It is currently 8:31pm on a Tuesday night, and I am ready for bed. A week ago today, I was on a plane flying to Berlin, and with me I brought a sleep schedule so sporadic I wouldn’t even call it a “schedule.” After six days in Berlin, and four days on the job, I have quickly fallen into a normal pattern reminiscent of my mom’s Eat, Sleep, Work lifestyle.
Here in Berlin, I am working in a psychology lab at Humboldt University. Before I left for Germany just about everyone was asking me why I decided to do this internship, and you know, I have no idea. I am not a psychology major, my German is very, very bad, and I am terrified of big cities. Yet, here I am, living by myself in an apartment where strangers come and go and there is no shower curtain. I guess what it boils down to is this: I don’t know what is going to happen to me in the end. For all I know, tomorrow could be my last day (but hopefully not because I have that GeoBlue insurance, amiright). For that reason, I need to do things that make me terribly uncomfortable, so here I am. Terribly uncomfortable.
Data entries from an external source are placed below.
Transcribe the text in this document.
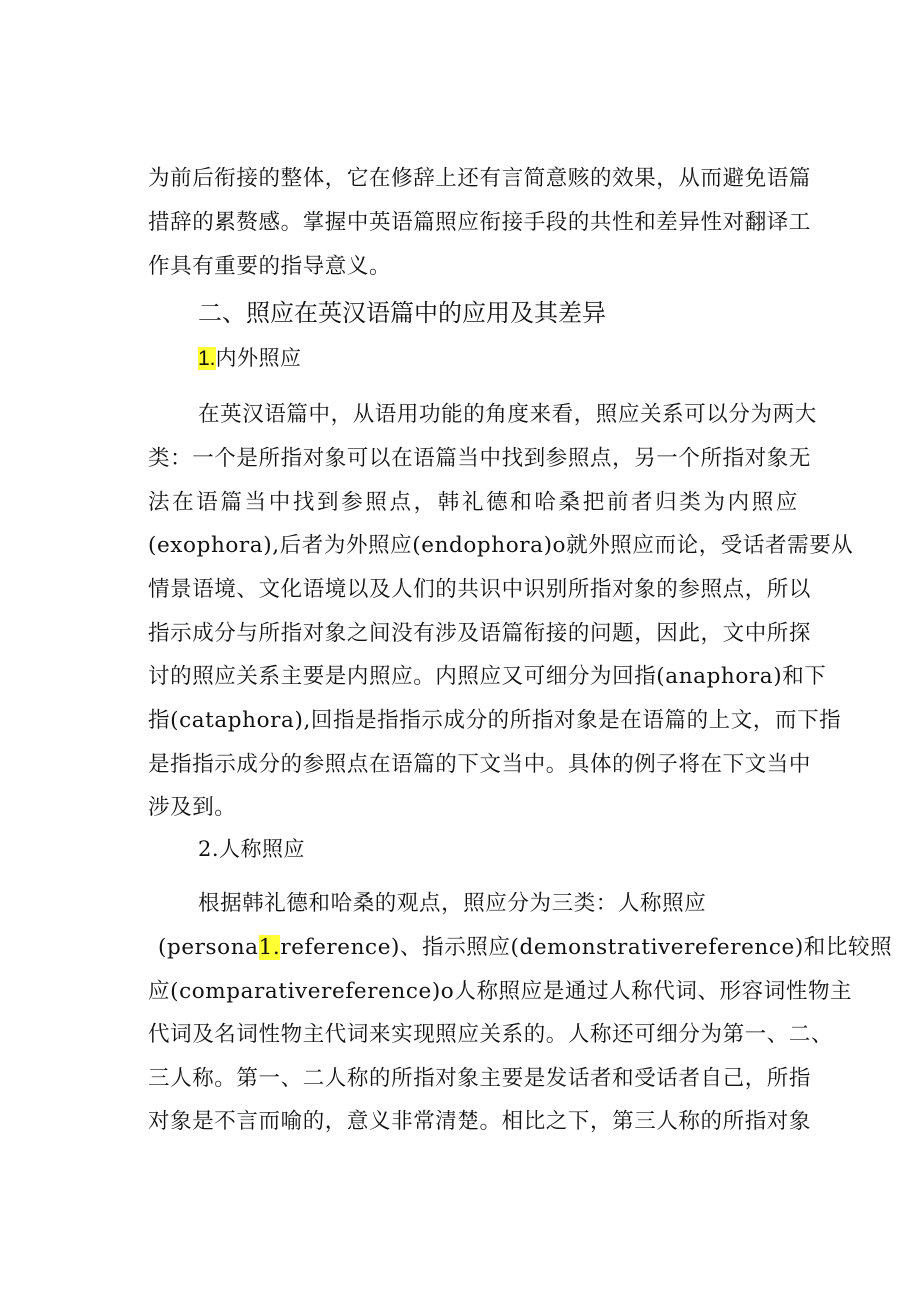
为前后衔接的整体，它在修辞上还有言简意赅的效果，从而避免语篇
措辞的累赘感。掌握中英语篇照应衔接手段的共性和差异性对翻译工
作具有重要的指导意义。
二、照应在英汉语篇中的应用及其差异
1.内外照应
在英汉语篇中，从语用功能的角度来看，照应关系可以分为两大
类：一个是所指对象可以在语篇当中找到参照点，另一个所指对象无
法在语篇当中找到参照点，韩礼德和哈桑把前者归类为内照应
(exophora),后者为外照应(endophora)o就外照应而论，受话者需要从
情景语境、文化语境以及人们的共识中识别所指对象的参照点，所以
指示成分与所指对象之间没有涉及语篇衔接的问题，因此，文中所探
讨的照应关系主要是内照应。内照应又可细分为回指(anaphora)和下
指(cataphora),回指是指指示成分的所指对象是在语篇的上文，而下指
是指指示成分的参照点在语篇的下文当中。具体的例子将在下文当中
涉及到。
2.人称照应
根据韩礼德和哈桑的观点，照应分为三类：人称照应
(persona1.reference)、指示照应(demonstrativereference)和比较照
应(comparativereference)o人称照应是通过人称代词、形容词性物主
代词及名词性物主代词来实现照应关系的。人称还可细分为第一、二、
三人称。第一、二人称的所指对象主要是发话者和受话者自己，所指
对象是不言而喻的，意义非常清楚。相比之下，第三人称的所指对象
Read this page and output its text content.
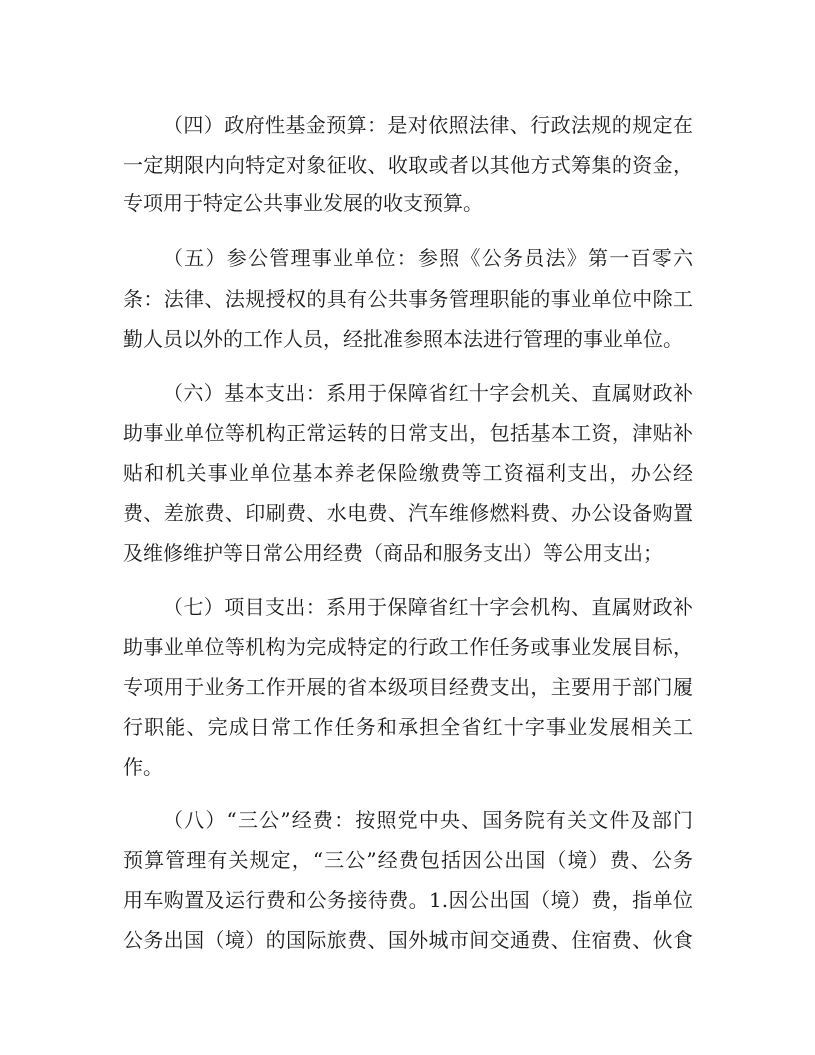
（四）政府性基金预算：是对依照法律、行政法规的规定在
一定期限内向特定对象征收、收取或者以其他方式筹集的资金，
专项用于特定公共事业发展的收支预算。
（五）参公管理事业单位：参照《公务员法》第一百零六
条：法律、法规授权的具有公共事务管理职能的事业单位中除工
勤人员以外的工作人员，经批准参照本法进行管理的事业单位。
（六）基本支出：系用于保障省红十字会机关、直属财政补
助事业单位等机构正常运转的日常支出，包括基本工资，津贴补
贴和机关事业单位基本养老保险缴费等工资福利支出，办公经
费、差旅费、印刷费、水电费、汽车维修燃料费、办公设备购置
及维修维护等日常公用经费（商品和服务支出）等公用支出；
（七）项目支出：系用于保障省红十字会机构、直属财政补
助事业单位等机构为完成特定的行政工作任务或事业发展目标，
专项用于业务工作开展的省本级项目经费支出，主要用于部门履
行职能、完成日常工作任务和承担全省红十字事业发展相关工
作。
（八）“三公”经费：按照党中央、国务院有关文件及部门
预算管理有关规定，“三公”经费包括因公出国（境）费、公务
用车购置及运行费和公务接待费。1.因公出国（境）费，指单位
公务出国（境）的国际旅费、国外城市间交通费、住宿费、伙食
I expect nothing out of this internship. This is an amazing opportunity that I am incredibly grateful to have, but to ruin it with my expectations would be a disservice. If I could gain anything, though, it would be people. Back at Michigan, I am surrounded by the same kinds of people due to the social group I am in. Here, I am around people I never would have met or talked to if I hadn’t taken this opportunity. Whether it be the person in the room next door in my airbnb, my coworkers, the other Michigan students in Berlin, or just the other citizens of this beautiful city, I hope that I learn from them all and grow because of it.
I wish these next 11 weeks to be unlike any other experience I have ever had. With a city like Berlin at my fingertips, I feel like there is nothing that I cannot do. Let’s see where this takes me.